My Insteon Installation experiences

Most of the concern about 3-way circuits and companin switches refer to hard-wired companion switches as used with X-10 or UPB. Insteon does not use hardwired companion switches or traveller wires so the "switch location" issues do not apply.

If the electrician wires for "normal" 3-way circuits AND provides a neutral in every box then you will be all set to use Insteon with the option to go back to regular switches if you ever wanted to for some reason.
 
I must be missing something. I can't imagine a reason why a circuit wired for 3-way couldn't be used with insteon, short of a missing-neutral scenario.

I've had some interesting 3-way configurations here to deal with, but so far none have been a showstopper.

In this old house, most of the 3-way wiring was done with a feed (hot+neutral) cable coming into a deep j-box and two traveller wires to the other switch, and the wire to the load at the "other" switch. I was fortunate that each of the "other" switch locations had neutral available because the load cable came back to the box with its neutral.

Some were wired with 3-conductor cable (black, white, red) between the j-box locations. Others were wired with a pair of 2-conductor (black, white) cables between them.

In one case, there was a 3-conductor cable between the J-boxes with no power feed at one end at all. The other end had the incoming power and the load cable. So what I did there was reuse the cable to bring power to the remote switch. Except in this case, it was the switch we used most often, so I re-used the red wire to carry the load wire there too. (If there was ever going to be an insteon communication problem, that was the switch that needed to work most).
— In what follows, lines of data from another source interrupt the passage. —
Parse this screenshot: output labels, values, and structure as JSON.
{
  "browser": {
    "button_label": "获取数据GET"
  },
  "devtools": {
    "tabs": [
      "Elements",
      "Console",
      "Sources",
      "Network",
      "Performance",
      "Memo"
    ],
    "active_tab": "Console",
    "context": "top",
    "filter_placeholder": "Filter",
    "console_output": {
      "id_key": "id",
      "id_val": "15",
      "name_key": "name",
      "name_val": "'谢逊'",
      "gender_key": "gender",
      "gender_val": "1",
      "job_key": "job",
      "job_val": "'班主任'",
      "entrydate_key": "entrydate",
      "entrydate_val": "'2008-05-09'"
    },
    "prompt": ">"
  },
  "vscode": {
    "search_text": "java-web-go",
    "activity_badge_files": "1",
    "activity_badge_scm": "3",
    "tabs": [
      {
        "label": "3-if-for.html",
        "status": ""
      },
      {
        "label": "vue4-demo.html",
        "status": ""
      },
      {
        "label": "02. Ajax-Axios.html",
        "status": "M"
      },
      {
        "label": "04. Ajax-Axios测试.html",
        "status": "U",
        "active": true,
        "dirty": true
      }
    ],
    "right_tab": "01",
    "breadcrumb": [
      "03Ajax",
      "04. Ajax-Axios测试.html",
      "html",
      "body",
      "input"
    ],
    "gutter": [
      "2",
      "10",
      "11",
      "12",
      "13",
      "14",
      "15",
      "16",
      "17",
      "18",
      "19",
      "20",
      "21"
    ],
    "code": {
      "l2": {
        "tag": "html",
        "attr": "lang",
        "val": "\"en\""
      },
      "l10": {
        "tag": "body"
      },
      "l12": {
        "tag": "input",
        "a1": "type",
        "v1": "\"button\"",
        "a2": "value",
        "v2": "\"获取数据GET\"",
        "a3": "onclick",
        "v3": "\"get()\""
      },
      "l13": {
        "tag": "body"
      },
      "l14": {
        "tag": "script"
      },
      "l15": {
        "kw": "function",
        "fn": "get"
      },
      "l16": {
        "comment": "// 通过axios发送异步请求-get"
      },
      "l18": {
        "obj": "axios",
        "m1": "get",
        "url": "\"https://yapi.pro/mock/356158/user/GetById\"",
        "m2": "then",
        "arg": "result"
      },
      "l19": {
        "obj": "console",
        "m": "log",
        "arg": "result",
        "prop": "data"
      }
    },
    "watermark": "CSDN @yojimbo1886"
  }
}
Fortunately, with the Insteon switches, you don't have to use the traveller wire for signalling like was necessary with the X10 switches. The problems of load-in-the-middle etc shouldn't be an issue. It might require a bit of creativity though.
 
MrGibbage: One bit of personal advice. I've found it worthwhile to have the house wired so that room lights and power outlets are on different circuits. You can be sure that the only times that you'll trip your breakers due to an overload will be at night, in the dark. There is nothing worse than overloading outlets in a room and then being plunged into darkness. Different circuits is normal for places like Australia, but then again, most lighting is hardwired and rarely on some random power outlet in a room. I'm trying to recall if the USA electrical codes say something about this. I have a nagging feeling that I've read somewhere that there is an issue about needing to have ALL outlets in a room killed by a single breaker, and if you have freestanding lighting outlets then that might be a problem.

So.. checklist:
1) neutral to every switch j-box
2) room lights on different circuits to power outlets. *
3) oh, and you can never have too many power outlets!

* if allowed by code
 
Right or wrong I tried having at least one outlet in a room from a different circuit so if need be I always had a live circuit in a room if I need to shut off power and work in the room. I dont think that the code disallows this but maybe I missed that.

I know that in my bathroom I have 3 circuits, my kitchen about 6, and almost every other room 2 (with a few exceptions). In fact the code requires this to a degree (dedicated lines for Wall/Window AC's etc). I also unplug the AC and use that for the vacuum etc since the vacuum pulls about 15A and I dont trip a breaker that way.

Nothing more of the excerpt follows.